Elixir v1.20 released: now a gradually typed language
Key takeaways
- In 2022, we announced the effort to add set-theoretic types to Elixir.
- With Elixir v1.20, we have completed our first development milestone which is to perform type inference and gradually type check every Elixir program, without introducing type annotations.
- In this announcement, we will break down the type system goals, what the dynamic() type means in Elixir, and how it finds verified bugs.

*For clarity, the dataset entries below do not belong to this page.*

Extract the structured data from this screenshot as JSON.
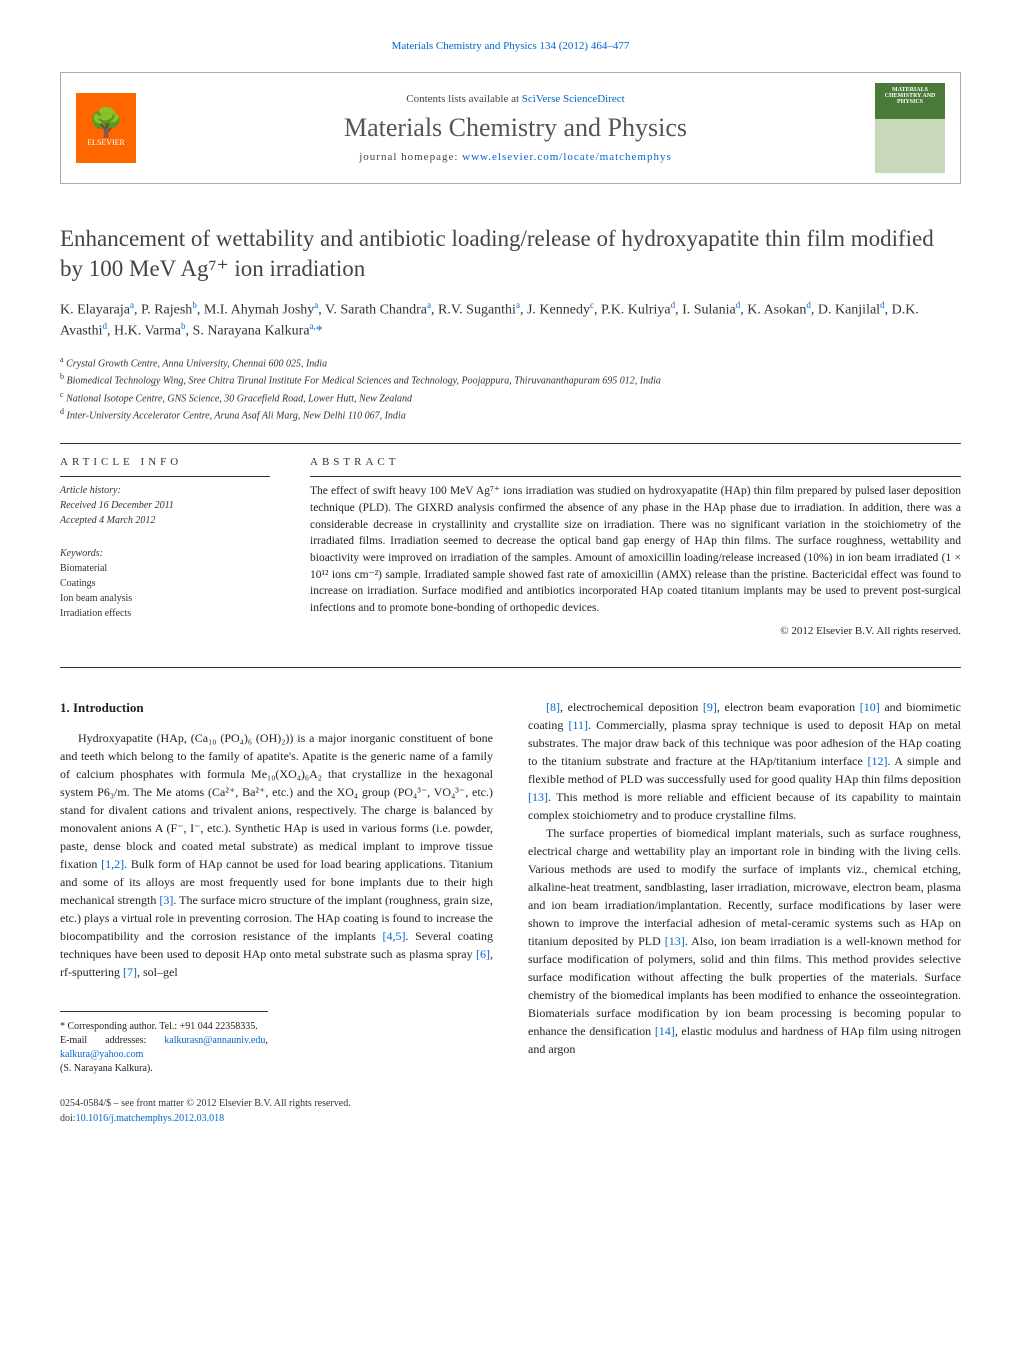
{
  "header": {
    "top_link": "Materials Chemistry and Physics 134 (2012) 464–477",
    "contents_prefix": "Contents lists available at ",
    "contents_link": "SciVerse ScienceDirect",
    "journal_name": "Materials Chemistry and Physics",
    "homepage_prefix": "journal homepage: ",
    "homepage_link": "www.elsevier.com/locate/matchemphys",
    "elsevier_label": "ELSEVIER",
    "cover_title": "MATERIALS CHEMISTRY AND PHYSICS"
  },
  "title": "Enhancement of wettability and antibiotic loading/release of hydroxyapatite thin film modified by 100 MeV Ag⁷⁺ ion irradiation",
  "authors_html": "K. Elayaraja<sup>a</sup>, P. Rajesh<sup>b</sup>, M.I. Ahymah Joshy<sup>a</sup>, V. Sarath Chandra<sup>a</sup>, R.V. Suganthi<sup>a</sup>, J. Kennedy<sup>c</sup>, P.K. Kulriya<sup>d</sup>, I. Sulania<sup>d</sup>, K. Asokan<sup>d</sup>, D. Kanjilal<sup>d</sup>, D.K. Avasthi<sup>d</sup>, H.K. Varma<sup>b</sup>, S. Narayana Kalkura<sup>a,</sup><span class='asterisk'>*</span>",
  "affiliations": [
    {
      "sup": "a",
      "text": "Crystal Growth Centre, Anna University, Chennai 600 025, India"
    },
    {
      "sup": "b",
      "text": "Biomedical Technology Wing, Sree Chitra Tirunal Institute For Medical Sciences and Technology, Poojappura, Thiruvananthapuram 695 012, India"
    },
    {
      "sup": "c",
      "text": "National Isotope Centre, GNS Science, 30 Gracefield Road, Lower Hutt, New Zealand"
    },
    {
      "sup": "d",
      "text": "Inter-University Accelerator Centre, Aruna Asaf Ali Marg, New Delhi 110 067, India"
    }
  ],
  "article_info": {
    "label": "ARTICLE INFO",
    "history_label": "Article history:",
    "received": "Received 16 December 2011",
    "accepted": "Accepted 4 March 2012",
    "keywords_label": "Keywords:",
    "keywords": [
      "Biomaterial",
      "Coatings",
      "Ion beam analysis",
      "Irradiation effects"
    ]
  },
  "abstract": {
    "label": "ABSTRACT",
    "text": "The effect of swift heavy 100 MeV Ag⁷⁺ ions irradiation was studied on hydroxyapatite (HAp) thin film prepared by pulsed laser deposition technique (PLD). The GIXRD analysis confirmed the absence of any phase in the HAp phase due to irradiation. In addition, there was a considerable decrease in crystallinity and crystallite size on irradiation. There was no significant variation in the stoichiometry of the irradiated films. Irradiation seemed to decrease the optical band gap energy of HAp thin films. The surface roughness, wettability and bioactivity were improved on irradiation of the samples. Amount of amoxicillin loading/release increased (10%) in ion beam irradiated (1 × 10¹² ions cm⁻²) sample. Irradiated sample showed fast rate of amoxicillin (AMX) release than the pristine. Bactericidal effect was found to increase on irradiation. Surface modified and antibiotics incorporated HAp coated titanium implants may be used to prevent post-surgical infections and to promote bone-bonding of orthopedic devices.",
    "copyright": "© 2012 Elsevier B.V. All rights reserved."
  },
  "body": {
    "section_heading": "1. Introduction",
    "col1_p1": "Hydroxyapatite (HAp, (Ca₁₀ (PO₄)₆ (OH)₂)) is a major inorganic constituent of bone and teeth which belong to the family of apatite's. Apatite is the generic name of a family of calcium phosphates with formula Me₁₀(XO₄)₆A₂ that crystallize in the hexagonal system P6₃/m. The Me atoms (Ca²⁺, Ba²⁺, etc.) and the XO₄ group (PO₄³⁻, VO₄³⁻, etc.) stand for divalent cations and trivalent anions, respectively. The charge is balanced by monovalent anions A (F⁻, I⁻, etc.). Synthetic HAp is used in various forms (i.e. powder, paste, dense block and coated metal substrate) as medical implant to improve tissue fixation [1,2]. Bulk form of HAp cannot be used for load bearing applications. Titanium and some of its alloys are most frequently used for bone implants due to their high mechanical strength [3]. The surface micro structure of the implant (roughness, grain size, etc.) plays a virtual role in preventing corrosion. The HAp coating is found to increase the biocompatibility and the corrosion resistance of the implants [4,5]. Several coating techniques have been used to deposit HAp onto metal substrate such as plasma spray [6], rf-sputtering [7], sol–gel",
    "col2_p1": "[8], electrochemical deposition [9], electron beam evaporation [10] and biomimetic coating [11]. Commercially, plasma spray technique is used to deposit HAp on metal substrates. The major draw back of this technique was poor adhesion of the HAp coating to the titanium substrate and fracture at the HAp/titanium interface [12]. A simple and flexible method of PLD was successfully used for good quality HAp thin films deposition [13]. This method is more reliable and efficient because of its capability to maintain complex stoichiometry and to produce crystalline films.",
    "col2_p2": "The surface properties of biomedical implant materials, such as surface roughness, electrical charge and wettability play an important role in binding with the living cells. Various methods are used to modify the surface of implants viz., chemical etching, alkaline-heat treatment, sandblasting, laser irradiation, microwave, electron beam, plasma and ion beam irradiation/implantation. Recently, surface modifications by laser were shown to improve the interfacial adhesion of metal-ceramic systems such as HAp on titanium deposited by PLD [13]. Also, ion beam irradiation is a well-known method for surface modification of polymers, solid and thin films. This method provides selective surface modification without affecting the bulk properties of the materials. Surface chemistry of the biomedical implants has been modified to enhance the osseointegration. Biomaterials surface modification by ion beam processing is becoming popular to enhance the densification [14], elastic modulus and hardness of HAp film using nitrogen and argon"
  },
  "footnotes": {
    "corresponding": "* Corresponding author. Tel.: +91 044 22358335.",
    "email_label": "E-mail addresses: ",
    "email1": "kalkurasn@annauniv.edu",
    "email2": "kalkura@yahoo.com",
    "author_name": "(S. Narayana Kalkura)."
  },
  "bottom": {
    "line1": "0254-0584/$ – see front matter © 2012 Elsevier B.V. All rights reserved.",
    "doi_prefix": "doi:",
    "doi": "10.1016/j.matchemphys.2012.03.018"
  },
  "colors": {
    "link": "#0066cc",
    "elsevier_orange": "#ff6600",
    "cover_green": "#4a7a3a"
  }
}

In 2022, we announced the effort to add set-theoretic types to Elixir. In June 2023, we published an award winning paper on Elixir’s type system design and said our work was transitioning from research to development.
With Elixir v1.20, we have completed our first development milestone which is to perform type inference and gradually type check every Elixir program, without introducing type annotations. This means Elixir increasingly reports dead code and verified bugs: typing violations that are guaranteed to fail at runtime if executed. Elixir can find verified bugs in existing programs efficiently, without introducing developer overhead, and with an extremely low false positives rate.
In this announcement, we will break down the type system goals, what the dynamic() type means in Elixir, and how it finds verified bugs. In particular, our implementation performs well in the “If T: Benchmark for Type Narrowing” benchmark. Elixir passes 12 of the 13 categories, showing that it can recover precise type information from ordinary Elixir code, which we use to find verified bugs in dynamically typed programs.